Family therapists call this troublemaker the IP, or "identified patient," because other family members consider her crazy and want her put away. She keeps spoiling the fun—not that the spoiling can't sometimes be part of the fun, as evidenced by those families who pick a brand-new IP every time the old one is packed away to an institution for the criminally insane.
I thought I'd bring up this deadly serious topic before Thanksgiving, a holiday when families can freely bulldoze their members, crushing true-stories-under-construction (mental health projects) under the treads of heavy family myth. The psychiatrist R.D. Laing noted that when families eat together, ghosts sit at the table. The shades of great-great-grandparents arrive at the dinner table and start carving the meat—some of it, unlike the great-great-grandparents, still alive.
Family therapists and social workers tend to see IPs as the products of families, rather than as contrary jerks who ruin holiday meals. Therapists understand Uncle Joe will get drunk before the turkey's out of the oven and start arguing religion with the in-laws—who came all the way from Rexburg in spite of what happened last year. But it won't do any good to ban Uncle Joe from the table. The family will find someone to take his place, somebody who might not have Uncle Joe's ability to avoid outright warfare with a sudden grin and the shrugging admission that we'll all find out the truth about religion when we die.
You may think I come from an alcoholic family where a rigid cover story was enforced (and we had to tell the truth parenthetically if we told it at all). Not true. My family had its cherished if unspoken rules, but making everybody act in the same play wasn't one of them. Our Uncle Joe stayed sober until the in-laws went home. Religious arguments were usually about who was the most agnostic.
Our family members did have to have a personal narrative that strung together the events of our lives. Our stories needed to be plausible. They had to have an element of fair play. If they weren't true, at least they ought to be true.

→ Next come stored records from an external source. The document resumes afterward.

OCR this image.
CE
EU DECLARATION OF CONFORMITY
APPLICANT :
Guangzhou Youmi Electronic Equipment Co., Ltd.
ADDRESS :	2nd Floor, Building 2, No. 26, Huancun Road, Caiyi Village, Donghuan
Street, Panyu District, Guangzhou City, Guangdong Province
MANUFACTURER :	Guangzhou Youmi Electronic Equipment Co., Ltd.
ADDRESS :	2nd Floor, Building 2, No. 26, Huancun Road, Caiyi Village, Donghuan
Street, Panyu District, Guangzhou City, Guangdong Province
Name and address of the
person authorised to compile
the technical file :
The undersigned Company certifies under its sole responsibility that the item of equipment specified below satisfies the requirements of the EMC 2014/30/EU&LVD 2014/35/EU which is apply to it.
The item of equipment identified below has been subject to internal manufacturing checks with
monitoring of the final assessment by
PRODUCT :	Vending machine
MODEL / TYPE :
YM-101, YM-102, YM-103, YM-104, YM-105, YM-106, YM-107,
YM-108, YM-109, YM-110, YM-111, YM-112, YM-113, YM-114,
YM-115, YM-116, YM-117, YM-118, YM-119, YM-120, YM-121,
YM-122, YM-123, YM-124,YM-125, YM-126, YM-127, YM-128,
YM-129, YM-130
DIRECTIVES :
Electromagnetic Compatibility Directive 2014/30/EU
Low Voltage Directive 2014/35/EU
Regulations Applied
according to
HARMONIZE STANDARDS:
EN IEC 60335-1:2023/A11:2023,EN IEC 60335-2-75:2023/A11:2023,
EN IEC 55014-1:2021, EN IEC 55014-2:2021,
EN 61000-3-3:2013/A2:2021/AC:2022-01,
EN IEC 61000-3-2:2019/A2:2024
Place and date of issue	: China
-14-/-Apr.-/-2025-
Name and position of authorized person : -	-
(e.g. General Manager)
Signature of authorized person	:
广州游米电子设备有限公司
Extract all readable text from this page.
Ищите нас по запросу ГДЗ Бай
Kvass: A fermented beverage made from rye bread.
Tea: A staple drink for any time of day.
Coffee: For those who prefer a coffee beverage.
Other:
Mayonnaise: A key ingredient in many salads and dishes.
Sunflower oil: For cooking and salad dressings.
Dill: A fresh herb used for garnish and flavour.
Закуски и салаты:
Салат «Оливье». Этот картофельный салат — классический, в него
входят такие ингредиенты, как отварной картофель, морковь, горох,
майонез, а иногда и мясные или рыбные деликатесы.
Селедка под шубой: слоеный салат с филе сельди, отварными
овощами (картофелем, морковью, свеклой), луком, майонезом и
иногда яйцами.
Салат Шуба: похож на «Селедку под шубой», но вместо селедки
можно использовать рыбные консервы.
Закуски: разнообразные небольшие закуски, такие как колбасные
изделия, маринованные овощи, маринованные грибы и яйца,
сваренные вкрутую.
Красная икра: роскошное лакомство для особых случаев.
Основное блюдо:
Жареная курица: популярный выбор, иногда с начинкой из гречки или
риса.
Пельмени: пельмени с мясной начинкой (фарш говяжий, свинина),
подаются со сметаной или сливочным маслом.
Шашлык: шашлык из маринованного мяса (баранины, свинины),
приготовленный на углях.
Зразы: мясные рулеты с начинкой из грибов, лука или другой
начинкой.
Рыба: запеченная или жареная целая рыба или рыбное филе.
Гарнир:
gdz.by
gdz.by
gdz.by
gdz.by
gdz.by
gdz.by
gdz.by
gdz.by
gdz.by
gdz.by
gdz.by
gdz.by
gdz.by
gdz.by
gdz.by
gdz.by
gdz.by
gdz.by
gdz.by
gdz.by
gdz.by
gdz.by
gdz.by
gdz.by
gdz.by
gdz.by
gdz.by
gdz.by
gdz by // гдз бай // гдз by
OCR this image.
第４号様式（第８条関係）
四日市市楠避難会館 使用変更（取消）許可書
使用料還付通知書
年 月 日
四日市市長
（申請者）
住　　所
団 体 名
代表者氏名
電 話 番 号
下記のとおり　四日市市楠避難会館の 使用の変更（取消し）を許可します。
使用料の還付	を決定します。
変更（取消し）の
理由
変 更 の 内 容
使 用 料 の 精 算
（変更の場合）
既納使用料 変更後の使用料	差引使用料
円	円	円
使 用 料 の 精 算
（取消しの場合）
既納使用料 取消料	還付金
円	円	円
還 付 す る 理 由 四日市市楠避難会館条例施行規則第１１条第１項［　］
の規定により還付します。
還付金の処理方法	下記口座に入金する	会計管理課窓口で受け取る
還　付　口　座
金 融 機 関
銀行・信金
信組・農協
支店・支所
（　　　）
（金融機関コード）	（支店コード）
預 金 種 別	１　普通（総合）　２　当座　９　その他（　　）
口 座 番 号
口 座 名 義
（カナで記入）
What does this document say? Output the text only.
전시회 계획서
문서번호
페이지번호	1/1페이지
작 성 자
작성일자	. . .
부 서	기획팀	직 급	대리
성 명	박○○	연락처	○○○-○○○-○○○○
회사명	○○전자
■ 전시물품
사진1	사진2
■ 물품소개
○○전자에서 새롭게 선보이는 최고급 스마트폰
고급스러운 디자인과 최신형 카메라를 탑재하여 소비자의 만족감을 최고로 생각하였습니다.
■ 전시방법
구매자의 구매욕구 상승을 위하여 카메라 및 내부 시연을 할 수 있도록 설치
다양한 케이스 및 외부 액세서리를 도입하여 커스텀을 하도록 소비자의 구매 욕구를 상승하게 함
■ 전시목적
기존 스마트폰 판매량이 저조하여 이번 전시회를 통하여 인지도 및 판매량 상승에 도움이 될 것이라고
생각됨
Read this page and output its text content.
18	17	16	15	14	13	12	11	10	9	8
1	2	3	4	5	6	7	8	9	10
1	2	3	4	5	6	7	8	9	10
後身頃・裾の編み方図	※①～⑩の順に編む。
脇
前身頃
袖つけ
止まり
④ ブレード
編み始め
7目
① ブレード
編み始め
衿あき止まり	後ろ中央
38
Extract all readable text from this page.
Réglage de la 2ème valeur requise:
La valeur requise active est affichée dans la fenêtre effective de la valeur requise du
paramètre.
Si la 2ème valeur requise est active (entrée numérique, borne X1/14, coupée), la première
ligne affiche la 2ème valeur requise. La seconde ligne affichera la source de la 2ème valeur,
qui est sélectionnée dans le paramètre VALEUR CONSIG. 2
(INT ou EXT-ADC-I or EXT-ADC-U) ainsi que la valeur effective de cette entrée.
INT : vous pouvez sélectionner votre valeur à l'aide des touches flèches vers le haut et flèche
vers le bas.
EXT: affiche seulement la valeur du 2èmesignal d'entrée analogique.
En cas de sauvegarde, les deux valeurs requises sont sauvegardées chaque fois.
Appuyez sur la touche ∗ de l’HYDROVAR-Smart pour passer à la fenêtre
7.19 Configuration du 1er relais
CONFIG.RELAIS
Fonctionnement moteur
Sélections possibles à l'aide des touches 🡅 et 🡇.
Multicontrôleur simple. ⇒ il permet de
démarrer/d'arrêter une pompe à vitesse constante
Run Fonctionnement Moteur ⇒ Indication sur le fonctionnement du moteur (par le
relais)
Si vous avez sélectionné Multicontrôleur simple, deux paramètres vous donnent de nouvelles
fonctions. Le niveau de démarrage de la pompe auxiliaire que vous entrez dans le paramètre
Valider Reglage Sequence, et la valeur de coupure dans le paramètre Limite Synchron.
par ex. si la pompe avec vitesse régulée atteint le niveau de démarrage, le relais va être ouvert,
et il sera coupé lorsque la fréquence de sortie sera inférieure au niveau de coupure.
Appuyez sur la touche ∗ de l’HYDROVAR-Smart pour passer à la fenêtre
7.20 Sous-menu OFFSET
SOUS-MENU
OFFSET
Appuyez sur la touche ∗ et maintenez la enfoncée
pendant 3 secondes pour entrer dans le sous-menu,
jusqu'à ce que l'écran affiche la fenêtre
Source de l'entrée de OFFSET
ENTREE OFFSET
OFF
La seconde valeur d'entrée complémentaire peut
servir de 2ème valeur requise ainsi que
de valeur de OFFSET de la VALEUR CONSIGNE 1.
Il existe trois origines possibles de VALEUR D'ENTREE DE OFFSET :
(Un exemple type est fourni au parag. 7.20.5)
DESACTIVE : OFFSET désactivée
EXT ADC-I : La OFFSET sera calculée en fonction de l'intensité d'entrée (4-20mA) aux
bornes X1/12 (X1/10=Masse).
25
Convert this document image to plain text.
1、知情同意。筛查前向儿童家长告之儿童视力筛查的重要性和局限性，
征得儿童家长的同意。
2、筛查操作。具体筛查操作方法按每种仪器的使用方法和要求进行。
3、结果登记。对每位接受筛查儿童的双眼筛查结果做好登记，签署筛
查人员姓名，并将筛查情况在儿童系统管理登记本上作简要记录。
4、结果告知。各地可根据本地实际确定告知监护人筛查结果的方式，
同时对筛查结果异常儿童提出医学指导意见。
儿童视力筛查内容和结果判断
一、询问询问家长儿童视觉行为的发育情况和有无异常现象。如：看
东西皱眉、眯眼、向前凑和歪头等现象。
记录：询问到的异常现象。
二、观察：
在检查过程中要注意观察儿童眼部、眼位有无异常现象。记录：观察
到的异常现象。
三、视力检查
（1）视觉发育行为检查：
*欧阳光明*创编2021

If there was a taboo in my family, it was a taboo against bullshit. (In spite of this, I became an academic. But I didn't become a politician, so I didn't violate the taboo completely.) My father elaborated the taboo further in a Sartre-for-Dummies moment, when I was about 12.
"It's a tough world," he said. "Bad things will happen, but you can avoid some of them if you make the right choices. If you can't avoid a bad thing, don't give it so much importance that it ruins your life. Pay your bills before they're due. If you take a job, do it well and get out before you get stuck. You're on your own, kid."
Life as a teacher has shown me that few families give their members this sort of free ticket to existence. Most families force lifetime roles on people. You'll know what I mean if you've been cast as the Pretty One, the Smart One, the Cranky One, the Athletic One, the Hard Worker, the Addict or the Pretty Smart Hardworking Athletic Crank Addict.
Consider, if you can, the entirely reasonable premise that each human being starts with a deep, family-dwarfing connection to the Infinite, and you'll see that families too often conspire to block that connection.
Family therapists do their best to encourage IPs to stand outside of the family story, to chart who's cast as what, to see when being in the middle of a bunch of method actors obscures the truth and makes you crazy.
You can try this at home, kids. This Thanksgiving, try standing aside from the family story and seeing who's playing what role, whether the drama is happy or sad, spoken or unspoken, good for you or bad for you. Check for ghosts. Wonder if you're an IP. You can thank me later. I'll understand if you're someplace in the Infinite, and don't include a return address.